Pendant quatre ans, des cours gratuits, financés par la fondation, s'intégreront donc dans le programme scolaire. Ils seront dispensés par des professeurs issus du Conservatoire du Valais, dont Florence von Burg: «Le violon est une partie de ce que nous allons enseigner, décrit cette dernière. Mais nous travaillerons aussi sur l'écoute, la concentration, le rythme, la dynamique de groupe et la notion de l'espace.»

Hélène Vareille renchérit: «La période de quatre à sept ans est critique et très importante dans le développement de l'enfant. S'il apprend à jouer d'un instrument à ce moment-là, il active la totalité de son cerveau, tant intellectuellement qu'au niveau des émotions ou de la coordination.» Les violonistes en herbe pourront emmener leur instrument à la maison pour répéter.
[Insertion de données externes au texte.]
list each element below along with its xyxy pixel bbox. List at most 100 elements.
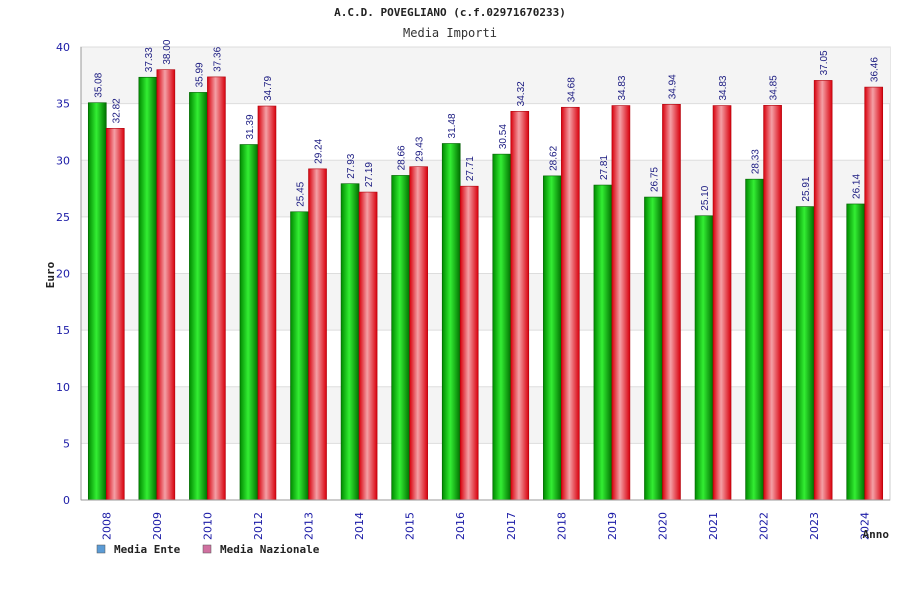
bar-media-ente-2009 bbox=[138, 76, 158, 501]
bar-media-nazionale-2021 bbox=[712, 105, 732, 501]
bar-media-nazionale-2015 bbox=[409, 166, 428, 501]
value-label: 30.54 bbox=[498, 124, 509, 149]
x-tick-label: 2010 bbox=[201, 512, 214, 540]
value-label: 34.83 bbox=[718, 75, 729, 100]
value-label: 34.79 bbox=[263, 76, 274, 101]
value-label: 35.08 bbox=[93, 72, 104, 97]
x-tick-label: 2008 bbox=[100, 512, 113, 540]
value-label: 28.33 bbox=[751, 149, 762, 174]
value-label: 28.62 bbox=[548, 145, 559, 170]
bar-media-ente-2019 bbox=[593, 184, 613, 501]
bar-media-nazionale-2012 bbox=[257, 105, 277, 501]
y-tick-label: 20 bbox=[56, 268, 70, 281]
bar-media-ente-2008 bbox=[87, 102, 107, 501]
y-tick-label: 40 bbox=[56, 41, 70, 54]
bar-media-nazionale-2017 bbox=[510, 111, 530, 501]
bar-media-nazionale-2022 bbox=[763, 105, 782, 501]
bar-media-nazionale-2014 bbox=[358, 191, 378, 501]
bar-media-ente-2016 bbox=[441, 143, 461, 501]
legend-label-media-nazionale: Media Nazionale bbox=[220, 543, 320, 556]
value-label: 26.75 bbox=[649, 167, 660, 192]
value-label: 37.36 bbox=[212, 46, 223, 71]
x-tick-label: 2023 bbox=[808, 512, 821, 540]
x-tick-label: 2021 bbox=[707, 512, 720, 540]
bar-media-ente-2012 bbox=[239, 144, 259, 501]
y-tick-label: 0 bbox=[63, 494, 70, 507]
value-label: 34.32 bbox=[516, 81, 527, 106]
bar-media-ente-2023 bbox=[795, 206, 815, 501]
value-label: 25.91 bbox=[801, 176, 812, 201]
x-tick-label: 2022 bbox=[758, 512, 771, 540]
value-label: 38.00 bbox=[162, 39, 173, 64]
bar-media-ente-2022 bbox=[745, 178, 764, 501]
y-tick-label: 15 bbox=[56, 324, 70, 337]
value-label: 25.45 bbox=[296, 181, 307, 206]
bar-media-ente-2014 bbox=[340, 183, 360, 501]
y-tick-label: 5 bbox=[63, 437, 70, 450]
bar-media-nazionale-2008 bbox=[105, 128, 125, 501]
x-tick-label: 2012 bbox=[252, 512, 265, 540]
bar-media-nazionale-2016 bbox=[459, 185, 479, 501]
bar-media-nazionale-2010 bbox=[207, 76, 226, 501]
value-label: 25.10 bbox=[700, 185, 711, 210]
value-label: 34.83 bbox=[617, 75, 628, 100]
value-labels: 35.08 32.82 37.33 38.00 35.99 37.36 31.39 34.79… bbox=[93, 39, 880, 211]
x-axis-label: Anno bbox=[863, 528, 890, 541]
y-axis: 0 5 10 15 20 25 30 35 40 bbox=[56, 41, 890, 507]
legend-label-media-ente: Media Ente bbox=[114, 543, 181, 556]
x-tick-label: 2017 bbox=[505, 512, 518, 540]
x-tick-label: 2019 bbox=[606, 512, 619, 540]
value-label: 27.71 bbox=[465, 156, 476, 181]
bar-media-ente-2010 bbox=[189, 92, 208, 501]
y-tick-label: 25 bbox=[56, 211, 70, 224]
bar-media-ente-2024 bbox=[846, 203, 866, 501]
value-label: 34.85 bbox=[769, 75, 780, 100]
value-label: 28.66 bbox=[397, 145, 408, 170]
legend-swatch-media-ente bbox=[96, 544, 106, 554]
legend-swatch-media-nazionale bbox=[202, 544, 212, 554]
value-label: 34.94 bbox=[667, 74, 678, 99]
y-tick-label: 35 bbox=[56, 98, 70, 111]
legend: Media Ente Media Nazionale bbox=[96, 543, 320, 556]
bar-media-nazionale-2019 bbox=[611, 105, 631, 501]
value-label: 27.81 bbox=[599, 155, 610, 180]
x-tick-label: 2024 bbox=[859, 512, 872, 540]
value-label: 35.99 bbox=[194, 62, 205, 87]
bar-media-nazionale-2020 bbox=[662, 104, 681, 501]
value-label: 29.24 bbox=[314, 138, 325, 163]
x-tick-label: 2016 bbox=[454, 512, 467, 540]
value-label: 27.19 bbox=[364, 162, 375, 187]
bar-media-nazionale-2024 bbox=[864, 86, 884, 501]
bar-media-nazionale-2023 bbox=[813, 80, 833, 501]
x-tick-label: 2014 bbox=[353, 512, 366, 540]
value-label: 36.46 bbox=[870, 57, 881, 82]
value-label: 31.48 bbox=[447, 113, 458, 138]
y-tick-label: 30 bbox=[56, 154, 70, 167]
value-label: 37.05 bbox=[819, 50, 830, 75]
value-label: 31.39 bbox=[245, 114, 256, 139]
x-tick-label: 2009 bbox=[151, 512, 164, 540]
x-tick-label: 2015 bbox=[404, 512, 417, 540]
bars-group bbox=[87, 69, 884, 501]
x-tick-label: 2020 bbox=[656, 512, 669, 540]
chart-subtitle: Media Importi bbox=[403, 26, 497, 40]
bar-media-ente-2015 bbox=[391, 175, 410, 501]
bar-media-ente-2020 bbox=[644, 196, 663, 501]
x-tick-label: 2013 bbox=[303, 512, 316, 540]
chart-title: A.C.D. POVEGLIANO (c.f.02971670233) bbox=[334, 6, 566, 19]
y-tick-label: 10 bbox=[56, 381, 70, 394]
y-axis-label: Euro bbox=[44, 261, 57, 288]
value-label: 29.43 bbox=[415, 136, 426, 161]
bar-media-ente-2017 bbox=[492, 153, 512, 501]
value-label: 26.14 bbox=[852, 174, 863, 199]
bar-media-nazionale-2009 bbox=[156, 69, 176, 501]
value-label: 32.82 bbox=[111, 98, 122, 123]
bar-media-ente-2021 bbox=[694, 215, 714, 501]
value-label: 37.33 bbox=[144, 47, 155, 72]
bar-media-ente-2013 bbox=[290, 211, 309, 501]
x-tick-label: 2018 bbox=[555, 512, 568, 540]
bar-media-ente-2018 bbox=[543, 175, 562, 501]
bar-media-nazionale-2018 bbox=[561, 106, 580, 501]
x-axis: 2008 2009 2010 2012 2013 2014 2015 2016 2017 2018… bbox=[100, 512, 871, 540]
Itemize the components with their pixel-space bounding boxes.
À partir de la quatrième année, les cours deviendront facultatifs et ceux qui désireront poursuivre se verront offrir un violon.

Mais bien avant cela, les élèves auront la possibilité de se produire en public, puisqu'un concert est d'ores et déjà prévu en juin 2019. «Nous nous réjouissons d'y assister. Toute la communauté bénéficiera de ce projet», conclut Eric Borgeaud.

Date:25.10.2018
Parution: 922

Inspiré des Anglais

«Un violon dans mon école» est largement inspiré par un projet mené dans la banlieue de Londres, donnant accès à la musique à des enfants de toutes classes sociales. Certains participants ont poursuivi leurs études de musique par la suite, mais l'expérience a aussi démontré que les résultats académiques globaux de l'école s'étaient améliorés.